When you pass the score_only=true or distance_only=true option to pairalign, the result of pairwise alignment holds alignment score/distance only. This may enable some algorithms to run faster than calculating full alignment result. Other available options are documented for each alignemnt type.

Example

using BioSequences
using BioAlignments

# create affine gap scoring model
affinegap = AffineGapScoreModel(
    match=5,
    mismatch=-4,
    gap_open=-5,
    gap_extend=-3
)

# run global alignment between two DNA sequences
pairalign(GlobalAlignment(), dna"AGGTAG", dna"ATTG", affinegap)
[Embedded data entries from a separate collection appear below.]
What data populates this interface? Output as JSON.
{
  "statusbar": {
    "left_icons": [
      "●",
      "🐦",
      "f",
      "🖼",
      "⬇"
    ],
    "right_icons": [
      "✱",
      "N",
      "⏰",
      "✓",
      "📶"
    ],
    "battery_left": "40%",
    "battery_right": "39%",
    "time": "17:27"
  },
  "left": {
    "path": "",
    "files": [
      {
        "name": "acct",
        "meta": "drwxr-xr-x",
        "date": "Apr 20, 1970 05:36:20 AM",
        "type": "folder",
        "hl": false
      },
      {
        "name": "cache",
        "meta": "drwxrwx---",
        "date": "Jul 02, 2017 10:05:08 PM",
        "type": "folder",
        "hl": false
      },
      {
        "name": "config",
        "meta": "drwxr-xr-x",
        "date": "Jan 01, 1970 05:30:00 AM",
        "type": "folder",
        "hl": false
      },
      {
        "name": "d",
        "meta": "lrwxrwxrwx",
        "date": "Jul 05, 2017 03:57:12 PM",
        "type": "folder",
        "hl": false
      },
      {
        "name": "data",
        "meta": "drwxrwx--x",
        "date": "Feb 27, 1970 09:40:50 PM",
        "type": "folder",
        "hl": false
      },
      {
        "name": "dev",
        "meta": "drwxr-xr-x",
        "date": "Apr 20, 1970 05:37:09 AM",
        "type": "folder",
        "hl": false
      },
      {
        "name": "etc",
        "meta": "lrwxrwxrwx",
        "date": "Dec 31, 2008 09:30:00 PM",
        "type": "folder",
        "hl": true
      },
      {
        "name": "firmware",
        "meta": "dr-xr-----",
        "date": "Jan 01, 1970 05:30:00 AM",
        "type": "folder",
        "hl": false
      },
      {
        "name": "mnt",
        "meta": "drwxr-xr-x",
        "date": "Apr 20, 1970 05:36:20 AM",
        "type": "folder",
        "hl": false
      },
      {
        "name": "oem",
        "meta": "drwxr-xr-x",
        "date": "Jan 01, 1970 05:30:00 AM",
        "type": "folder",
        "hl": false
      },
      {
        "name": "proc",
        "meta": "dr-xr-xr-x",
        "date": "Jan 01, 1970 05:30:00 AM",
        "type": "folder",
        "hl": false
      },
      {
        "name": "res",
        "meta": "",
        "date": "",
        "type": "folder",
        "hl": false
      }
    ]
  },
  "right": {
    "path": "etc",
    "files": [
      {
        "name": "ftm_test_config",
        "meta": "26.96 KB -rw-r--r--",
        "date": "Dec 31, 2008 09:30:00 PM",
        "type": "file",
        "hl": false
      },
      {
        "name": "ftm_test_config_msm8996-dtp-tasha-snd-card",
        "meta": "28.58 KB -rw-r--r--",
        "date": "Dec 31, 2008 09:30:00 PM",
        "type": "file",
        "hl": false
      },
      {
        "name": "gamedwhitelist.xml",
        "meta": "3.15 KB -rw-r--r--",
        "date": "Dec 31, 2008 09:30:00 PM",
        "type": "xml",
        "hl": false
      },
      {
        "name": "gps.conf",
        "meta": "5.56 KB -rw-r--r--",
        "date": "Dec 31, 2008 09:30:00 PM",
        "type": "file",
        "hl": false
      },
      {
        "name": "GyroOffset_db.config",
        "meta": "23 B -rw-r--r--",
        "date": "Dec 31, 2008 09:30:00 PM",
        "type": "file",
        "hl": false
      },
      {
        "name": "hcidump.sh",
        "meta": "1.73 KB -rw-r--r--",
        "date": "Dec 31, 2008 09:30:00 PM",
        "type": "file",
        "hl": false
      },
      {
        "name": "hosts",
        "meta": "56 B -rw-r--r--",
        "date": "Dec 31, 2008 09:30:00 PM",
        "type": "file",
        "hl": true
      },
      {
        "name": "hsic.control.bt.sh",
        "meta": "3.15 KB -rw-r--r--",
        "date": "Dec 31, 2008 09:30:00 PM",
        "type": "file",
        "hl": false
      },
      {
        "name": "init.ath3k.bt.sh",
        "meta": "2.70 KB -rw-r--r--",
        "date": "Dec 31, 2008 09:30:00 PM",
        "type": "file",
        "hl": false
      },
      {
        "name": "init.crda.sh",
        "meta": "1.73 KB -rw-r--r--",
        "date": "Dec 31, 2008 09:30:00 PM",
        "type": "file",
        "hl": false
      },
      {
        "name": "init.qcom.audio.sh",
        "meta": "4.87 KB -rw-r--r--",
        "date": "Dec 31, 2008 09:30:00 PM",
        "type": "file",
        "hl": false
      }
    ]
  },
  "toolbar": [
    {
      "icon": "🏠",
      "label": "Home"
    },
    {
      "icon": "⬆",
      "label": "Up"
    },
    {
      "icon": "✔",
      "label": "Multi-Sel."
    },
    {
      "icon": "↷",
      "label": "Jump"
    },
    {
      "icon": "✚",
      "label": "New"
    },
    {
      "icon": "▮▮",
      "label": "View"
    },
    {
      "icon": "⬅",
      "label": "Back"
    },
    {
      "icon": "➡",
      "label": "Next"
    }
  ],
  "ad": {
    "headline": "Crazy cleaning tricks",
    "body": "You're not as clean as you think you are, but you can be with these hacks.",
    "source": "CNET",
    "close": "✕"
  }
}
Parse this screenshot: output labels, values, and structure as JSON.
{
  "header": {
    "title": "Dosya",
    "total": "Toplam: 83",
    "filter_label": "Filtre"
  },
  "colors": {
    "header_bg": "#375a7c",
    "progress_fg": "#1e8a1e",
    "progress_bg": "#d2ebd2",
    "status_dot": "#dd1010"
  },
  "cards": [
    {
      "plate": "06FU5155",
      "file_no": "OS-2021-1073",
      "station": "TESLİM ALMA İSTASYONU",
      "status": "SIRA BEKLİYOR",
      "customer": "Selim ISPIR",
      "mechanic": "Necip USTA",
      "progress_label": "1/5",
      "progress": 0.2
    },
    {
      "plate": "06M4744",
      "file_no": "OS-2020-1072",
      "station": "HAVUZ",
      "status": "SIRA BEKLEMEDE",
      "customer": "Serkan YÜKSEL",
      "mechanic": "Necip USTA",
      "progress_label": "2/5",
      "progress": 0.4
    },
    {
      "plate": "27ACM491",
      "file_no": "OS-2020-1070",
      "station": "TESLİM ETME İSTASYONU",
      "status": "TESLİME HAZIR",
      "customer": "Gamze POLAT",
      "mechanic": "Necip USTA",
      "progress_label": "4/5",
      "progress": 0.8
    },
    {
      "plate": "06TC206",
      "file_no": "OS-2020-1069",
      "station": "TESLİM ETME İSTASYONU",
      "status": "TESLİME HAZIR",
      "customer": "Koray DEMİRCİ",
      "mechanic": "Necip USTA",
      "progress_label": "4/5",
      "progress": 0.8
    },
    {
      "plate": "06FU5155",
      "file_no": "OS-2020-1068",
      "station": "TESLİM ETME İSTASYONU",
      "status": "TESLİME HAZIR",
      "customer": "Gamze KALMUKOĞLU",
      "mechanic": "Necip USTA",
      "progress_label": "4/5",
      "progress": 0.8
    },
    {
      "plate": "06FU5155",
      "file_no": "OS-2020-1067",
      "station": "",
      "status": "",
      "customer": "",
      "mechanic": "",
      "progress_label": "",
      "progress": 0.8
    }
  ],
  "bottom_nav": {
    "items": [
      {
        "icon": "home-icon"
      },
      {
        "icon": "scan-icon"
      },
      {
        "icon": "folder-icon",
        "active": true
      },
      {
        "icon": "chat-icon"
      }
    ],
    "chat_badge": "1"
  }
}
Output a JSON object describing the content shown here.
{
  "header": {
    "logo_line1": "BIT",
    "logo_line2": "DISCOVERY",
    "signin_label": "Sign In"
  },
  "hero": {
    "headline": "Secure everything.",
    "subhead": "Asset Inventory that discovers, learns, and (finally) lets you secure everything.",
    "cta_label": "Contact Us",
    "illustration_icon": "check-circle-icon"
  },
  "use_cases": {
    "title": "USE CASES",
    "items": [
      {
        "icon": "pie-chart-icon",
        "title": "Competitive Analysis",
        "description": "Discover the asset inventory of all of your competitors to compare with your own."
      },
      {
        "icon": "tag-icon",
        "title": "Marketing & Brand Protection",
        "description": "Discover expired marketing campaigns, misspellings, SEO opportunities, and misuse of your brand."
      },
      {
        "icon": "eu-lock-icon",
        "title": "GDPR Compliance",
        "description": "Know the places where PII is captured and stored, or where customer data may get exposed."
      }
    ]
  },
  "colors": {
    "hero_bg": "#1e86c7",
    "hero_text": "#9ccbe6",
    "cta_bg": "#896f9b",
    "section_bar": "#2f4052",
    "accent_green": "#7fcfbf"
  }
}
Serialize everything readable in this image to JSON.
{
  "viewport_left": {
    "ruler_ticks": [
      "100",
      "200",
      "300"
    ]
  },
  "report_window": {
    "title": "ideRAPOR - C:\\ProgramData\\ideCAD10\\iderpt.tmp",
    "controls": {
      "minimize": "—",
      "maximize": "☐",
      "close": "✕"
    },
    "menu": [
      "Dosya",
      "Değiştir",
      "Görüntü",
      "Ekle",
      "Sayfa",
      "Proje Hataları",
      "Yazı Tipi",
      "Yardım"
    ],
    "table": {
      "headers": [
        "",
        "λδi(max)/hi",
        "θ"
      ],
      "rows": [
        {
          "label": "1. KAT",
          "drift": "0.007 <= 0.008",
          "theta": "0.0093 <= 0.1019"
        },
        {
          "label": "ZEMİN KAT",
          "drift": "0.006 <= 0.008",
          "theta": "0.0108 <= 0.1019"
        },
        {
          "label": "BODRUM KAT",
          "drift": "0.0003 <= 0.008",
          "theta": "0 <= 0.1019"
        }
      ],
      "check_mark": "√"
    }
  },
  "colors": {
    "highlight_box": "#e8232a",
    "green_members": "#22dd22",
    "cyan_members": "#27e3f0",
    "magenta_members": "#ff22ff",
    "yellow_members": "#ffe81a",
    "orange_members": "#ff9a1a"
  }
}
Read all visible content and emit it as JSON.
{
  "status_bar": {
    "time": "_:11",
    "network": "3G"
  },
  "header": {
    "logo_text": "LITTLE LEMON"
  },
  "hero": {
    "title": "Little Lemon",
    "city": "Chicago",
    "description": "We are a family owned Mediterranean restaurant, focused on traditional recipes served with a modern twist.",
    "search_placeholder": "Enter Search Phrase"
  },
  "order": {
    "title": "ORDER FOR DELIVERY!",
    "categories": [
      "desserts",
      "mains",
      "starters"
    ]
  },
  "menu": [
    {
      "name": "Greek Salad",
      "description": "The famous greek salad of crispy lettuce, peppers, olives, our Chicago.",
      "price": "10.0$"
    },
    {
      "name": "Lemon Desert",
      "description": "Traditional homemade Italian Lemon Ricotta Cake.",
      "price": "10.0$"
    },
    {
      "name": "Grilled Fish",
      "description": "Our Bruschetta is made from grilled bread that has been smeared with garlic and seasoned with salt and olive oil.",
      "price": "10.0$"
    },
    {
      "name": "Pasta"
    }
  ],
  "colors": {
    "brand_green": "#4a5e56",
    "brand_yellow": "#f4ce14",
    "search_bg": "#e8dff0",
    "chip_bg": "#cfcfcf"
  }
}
# run local alignment between two DNA sequences
pairalign(LocalAlignment(), dna"AGGTAG", dna"ATTG", affinegap)

# you cannot specify a cost model in LevenshteinDistance
pairalign(LevenshteinDistance(), dna"AGGTAG", dna"ATTG")

See also: AffineGapScoreModel, CostModel

score(alignment_result)

Return score of alignment.

distance(alignment_result)

Retrun distance of alignment.

alignment(aligned_sequence)

Gets the Alignment of aligned_sequence.

alignment(pairwise_alignment)

Gets the underlying Alignment from pairwise_alignment.

alignment(alignment_result)

Return the alignment if any as a PairwiseAlignment. To get the Alignment, nest the function, e.g. alignment(alignment(alignment_result)). This function returns a PairwiseAlignment instead of an Alignment for backwards-compatibility reasons.

See also: hasalignment

hasalignment(alignment_result)

Check if alignment is stored or not.

sequence(alignment_result)

Return the query sequence of alignment_result, if it exists.

sequence(pairwise_alignment)

Gets the query sequence of pairwise_alignment.

sequence(aligned_sequence)

Return the sequence of aligned_sequence.